Internet Reachability between VRFs

Load nat44.vpn.lab3.init.cfg

#IOS-XE
config replace flash:nat44.vpn.lab3.init.cfg

#IOS-XR
configure
load bootflash:nat44.vpn.lab3.init.cfg
commit replace
y

The R2-R1 link is now in the INET VRF. R8, the CE for VPN_A, has been given 100.8.8.8/32 as a public address it can use to reach the internet. This is already set on R8 as loopback100.

Configure route leaking so that R8 can ping 8.8.8.8 sourced from 100.8.8.8/32.

Answer

#R2
ip route vrf INET 0.0.0.0 0.0.0.0 100.1.2.1
!
router bgp 100
 add ipv4 vrf INET
  redistribute static
  default-information originate
!
!
ip extcommunity-list standard INET_RT permit rt 100:0
ip extcommunity-list standard VPN_A_RT permit rt 100:1
ip prefix-list VPN_A_PUBLICS permit 100.8.8.8/32
!
route-map IMPORT_VPN_PUBLICS permit 10
 match ip address prefix-list VPN_A_PUBLICS
 match extcommunity VPN_A_RT
route-map IMPORT_VPN_PUBLICS permit 1000
 match extcommunity INET_RT
!
vrf definition INET
 address-family ipv4
  route-target import 100:1
  import map IMPORT_VPN_PUBLICS
  
#R5
ip prefix-list DEFAULT_ONLY permit 0.0.0.0/0
ip extcommunity-list standard INET_RT permit rt 100:0
ip extcommunity-list standard VPN_A_RT permit rt 100:1
!
route-map IMPORT_INET_DEFAULT permit 10
 match ip address prefix-list DEFAULT_ONLY
 match extcommunity INET_RT
route-map IMPORT_INET_DEFAULT permit 20
 match extcommunity VPN_A_RT
!
vrf definition VPN_A
 route-target import 100:0
 !
 address-family ipv4
  import map IMPORT_INET_DEFAULT

Explanation

This lab does not use NAT, but instead demonstrates how a customer can use public address space to reach the internet within their L3VPN.

First R2 configures and originates a 0/0 into the INET VRF so that other PEs can import this into their customer VRFs.

#R2
ip route vrf INET 0.0.0.0 0.0.0.0 100.1.2.1
!
router bgp 100
 add ipv4 vrf INET
  redistribute static
  default-information originate

Next, R2 imports the public 100.8.8.8/32 route into the INET VRF. To do this, we must use an import map to control which prefixes are imported. We only want to import this one /32 from the VPN_A VRF, and we still need to import all other INET prefixes (with a 100:0 RT).

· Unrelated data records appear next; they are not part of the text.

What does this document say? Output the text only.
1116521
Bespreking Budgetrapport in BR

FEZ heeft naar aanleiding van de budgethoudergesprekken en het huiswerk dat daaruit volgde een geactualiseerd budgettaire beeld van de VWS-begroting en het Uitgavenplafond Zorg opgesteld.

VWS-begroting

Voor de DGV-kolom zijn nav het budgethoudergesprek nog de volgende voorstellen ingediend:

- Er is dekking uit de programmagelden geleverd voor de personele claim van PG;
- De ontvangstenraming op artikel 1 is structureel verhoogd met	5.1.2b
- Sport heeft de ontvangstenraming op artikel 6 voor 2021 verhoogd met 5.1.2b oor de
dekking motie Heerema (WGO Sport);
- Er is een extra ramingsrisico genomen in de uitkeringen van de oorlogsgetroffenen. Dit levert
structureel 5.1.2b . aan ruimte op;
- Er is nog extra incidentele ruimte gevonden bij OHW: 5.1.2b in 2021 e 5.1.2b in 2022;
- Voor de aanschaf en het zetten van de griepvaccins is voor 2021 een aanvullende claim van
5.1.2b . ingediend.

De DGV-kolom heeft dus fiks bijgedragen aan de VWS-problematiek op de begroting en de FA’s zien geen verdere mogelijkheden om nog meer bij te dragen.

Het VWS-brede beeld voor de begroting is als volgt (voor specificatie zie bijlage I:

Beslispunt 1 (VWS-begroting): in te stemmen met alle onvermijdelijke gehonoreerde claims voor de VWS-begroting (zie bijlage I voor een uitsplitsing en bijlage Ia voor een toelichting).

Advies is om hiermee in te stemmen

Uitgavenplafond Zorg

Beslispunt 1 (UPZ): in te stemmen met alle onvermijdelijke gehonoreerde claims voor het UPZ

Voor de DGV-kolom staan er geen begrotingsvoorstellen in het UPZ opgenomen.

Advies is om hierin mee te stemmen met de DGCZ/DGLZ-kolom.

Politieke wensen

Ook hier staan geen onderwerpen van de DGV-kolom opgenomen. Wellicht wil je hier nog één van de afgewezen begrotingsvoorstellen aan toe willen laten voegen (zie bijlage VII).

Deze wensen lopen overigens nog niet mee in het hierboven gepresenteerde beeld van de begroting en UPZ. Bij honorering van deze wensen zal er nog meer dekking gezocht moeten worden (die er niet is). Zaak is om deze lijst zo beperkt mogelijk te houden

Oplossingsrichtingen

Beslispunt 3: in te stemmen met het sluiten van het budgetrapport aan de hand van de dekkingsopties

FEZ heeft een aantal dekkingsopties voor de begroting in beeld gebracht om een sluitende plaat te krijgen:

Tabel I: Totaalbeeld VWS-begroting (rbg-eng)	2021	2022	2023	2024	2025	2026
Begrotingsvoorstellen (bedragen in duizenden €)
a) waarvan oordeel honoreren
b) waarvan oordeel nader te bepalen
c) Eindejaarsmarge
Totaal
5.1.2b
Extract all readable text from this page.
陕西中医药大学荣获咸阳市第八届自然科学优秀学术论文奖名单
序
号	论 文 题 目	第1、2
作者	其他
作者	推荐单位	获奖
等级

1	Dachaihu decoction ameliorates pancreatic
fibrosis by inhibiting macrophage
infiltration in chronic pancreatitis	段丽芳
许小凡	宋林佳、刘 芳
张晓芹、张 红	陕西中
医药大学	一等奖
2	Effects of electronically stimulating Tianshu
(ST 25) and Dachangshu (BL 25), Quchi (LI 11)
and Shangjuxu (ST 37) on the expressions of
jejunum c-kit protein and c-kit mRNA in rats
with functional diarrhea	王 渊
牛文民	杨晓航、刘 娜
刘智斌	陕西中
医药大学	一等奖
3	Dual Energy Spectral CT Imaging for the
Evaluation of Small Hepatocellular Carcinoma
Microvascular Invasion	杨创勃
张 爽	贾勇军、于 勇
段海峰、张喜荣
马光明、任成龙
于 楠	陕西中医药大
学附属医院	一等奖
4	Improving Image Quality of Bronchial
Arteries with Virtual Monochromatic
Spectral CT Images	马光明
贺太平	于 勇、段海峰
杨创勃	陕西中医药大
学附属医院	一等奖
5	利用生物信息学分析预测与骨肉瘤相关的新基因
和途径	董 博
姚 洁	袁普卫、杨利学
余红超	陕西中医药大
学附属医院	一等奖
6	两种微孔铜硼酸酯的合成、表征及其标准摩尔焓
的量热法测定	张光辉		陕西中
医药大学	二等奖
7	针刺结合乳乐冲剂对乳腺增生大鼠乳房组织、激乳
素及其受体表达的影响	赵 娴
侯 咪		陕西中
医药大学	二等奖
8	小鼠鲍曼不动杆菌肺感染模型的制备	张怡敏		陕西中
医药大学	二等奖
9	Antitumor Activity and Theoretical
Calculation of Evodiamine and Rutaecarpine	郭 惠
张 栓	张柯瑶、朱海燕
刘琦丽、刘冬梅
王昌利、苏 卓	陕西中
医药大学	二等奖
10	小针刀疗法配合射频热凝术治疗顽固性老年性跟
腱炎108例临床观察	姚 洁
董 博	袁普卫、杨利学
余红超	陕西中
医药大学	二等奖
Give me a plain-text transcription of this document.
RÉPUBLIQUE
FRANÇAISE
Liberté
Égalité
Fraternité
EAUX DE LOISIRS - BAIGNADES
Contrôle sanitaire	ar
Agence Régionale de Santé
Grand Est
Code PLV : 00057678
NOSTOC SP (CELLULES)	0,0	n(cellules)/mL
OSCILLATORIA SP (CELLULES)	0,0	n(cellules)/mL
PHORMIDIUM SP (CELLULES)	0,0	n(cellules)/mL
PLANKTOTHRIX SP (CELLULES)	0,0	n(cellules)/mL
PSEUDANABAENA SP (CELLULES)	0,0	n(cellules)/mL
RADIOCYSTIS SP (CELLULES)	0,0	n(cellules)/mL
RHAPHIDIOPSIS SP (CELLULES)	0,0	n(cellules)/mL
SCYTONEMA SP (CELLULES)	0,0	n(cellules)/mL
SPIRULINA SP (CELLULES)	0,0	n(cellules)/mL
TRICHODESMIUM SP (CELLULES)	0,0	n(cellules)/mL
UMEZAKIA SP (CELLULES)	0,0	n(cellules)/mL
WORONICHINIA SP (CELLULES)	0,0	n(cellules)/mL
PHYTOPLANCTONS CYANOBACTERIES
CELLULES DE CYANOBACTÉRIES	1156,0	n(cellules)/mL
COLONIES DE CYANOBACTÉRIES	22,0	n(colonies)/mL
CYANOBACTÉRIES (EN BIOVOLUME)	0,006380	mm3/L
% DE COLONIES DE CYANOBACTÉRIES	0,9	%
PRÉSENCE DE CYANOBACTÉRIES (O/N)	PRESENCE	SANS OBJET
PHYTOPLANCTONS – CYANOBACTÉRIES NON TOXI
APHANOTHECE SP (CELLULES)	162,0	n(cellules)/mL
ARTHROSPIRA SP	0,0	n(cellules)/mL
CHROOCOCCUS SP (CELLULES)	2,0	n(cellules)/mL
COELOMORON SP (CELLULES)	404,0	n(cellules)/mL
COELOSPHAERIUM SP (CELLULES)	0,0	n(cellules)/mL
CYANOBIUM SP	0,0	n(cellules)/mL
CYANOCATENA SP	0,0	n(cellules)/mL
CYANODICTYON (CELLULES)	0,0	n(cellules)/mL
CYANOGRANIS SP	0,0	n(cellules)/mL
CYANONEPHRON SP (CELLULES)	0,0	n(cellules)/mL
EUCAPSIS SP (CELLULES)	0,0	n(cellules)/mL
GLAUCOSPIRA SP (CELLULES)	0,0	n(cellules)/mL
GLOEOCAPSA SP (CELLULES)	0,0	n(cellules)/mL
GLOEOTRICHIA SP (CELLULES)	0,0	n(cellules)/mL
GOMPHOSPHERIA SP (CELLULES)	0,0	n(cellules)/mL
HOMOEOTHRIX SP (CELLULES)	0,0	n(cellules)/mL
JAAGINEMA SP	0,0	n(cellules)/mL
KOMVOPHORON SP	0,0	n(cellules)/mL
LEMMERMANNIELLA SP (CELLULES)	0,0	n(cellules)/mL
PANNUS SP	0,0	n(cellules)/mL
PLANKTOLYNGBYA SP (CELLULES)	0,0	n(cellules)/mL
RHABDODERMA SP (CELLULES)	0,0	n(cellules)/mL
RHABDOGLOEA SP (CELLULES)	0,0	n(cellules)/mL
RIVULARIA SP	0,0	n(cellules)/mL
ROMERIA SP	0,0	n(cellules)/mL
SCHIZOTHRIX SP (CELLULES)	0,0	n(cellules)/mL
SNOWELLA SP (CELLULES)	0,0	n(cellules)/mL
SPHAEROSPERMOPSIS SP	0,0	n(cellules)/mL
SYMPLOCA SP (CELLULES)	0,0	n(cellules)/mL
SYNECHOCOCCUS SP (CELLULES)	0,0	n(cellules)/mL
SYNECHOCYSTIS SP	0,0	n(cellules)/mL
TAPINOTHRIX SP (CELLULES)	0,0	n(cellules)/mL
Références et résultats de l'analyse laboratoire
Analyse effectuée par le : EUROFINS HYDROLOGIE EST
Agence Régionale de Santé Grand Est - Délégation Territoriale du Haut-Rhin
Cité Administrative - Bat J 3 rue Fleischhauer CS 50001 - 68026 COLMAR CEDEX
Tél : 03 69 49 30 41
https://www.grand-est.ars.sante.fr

ip extcommunity-list standard INET_RT permit rt 100:0
ip extcommunity-list standard VPN_A_RT permit rt 100:1
ip prefix-list VPN_A_PUBLICS permit 100.8.8.8/32
!
route-map IMPORT_VPN_PUBLICS permit 10
 match ip address prefix-list VPN_A_PUBLICS
 match extcommunity VPN_A_RT
route-map IMPORT_VPN_PUBLICS permit 1000
 match extcommunity INET_RT
!
vrf definition INET
 address-family ipv4
  route-target import 100:1
  import map IMPORT_VPN_PUBLICS

On R5, we do the opposite. We import only the 0/0 route from the INET VRF into the customer VRF.

ip prefix-list DEFAULT_ONLY permit 0.0.0.0/0
ip extcommunity-list standard INET_RT permit rt 100:0
ip extcommunity-list standard VPN_A_RT permit rt 100:1
!
route-map IMPORT_INET_DEFAULT permit 10
 match ip address prefix-list DEFAULT_ONLY
 match extcommunity INET_RT
route-map IMPORT_INET_DEFAULT permit 20
 match extcommunity VPN_A_RT
!
vrf definition VPN_A
 route-target import 100:0
 !
 address-family ipv4
  import map IMPORT_INET_DEFAULT

R8 now has a 0/0 route in its BGP table:

On R5, this points to R2 in the INET VRF:

R2 routes back to 100.8.8.8/32 via the VPN_A route that it is importing into the INET VRF.

The end result is that R8 can ping 8.8.8.8, but only if sourced from Lo100.

Conclusion

This lab shows a basic example of extranets. VPN routes can be leaked between VRFs by importing the RT of the remote VRF. Import route-maps control which routes are imported from each VPN.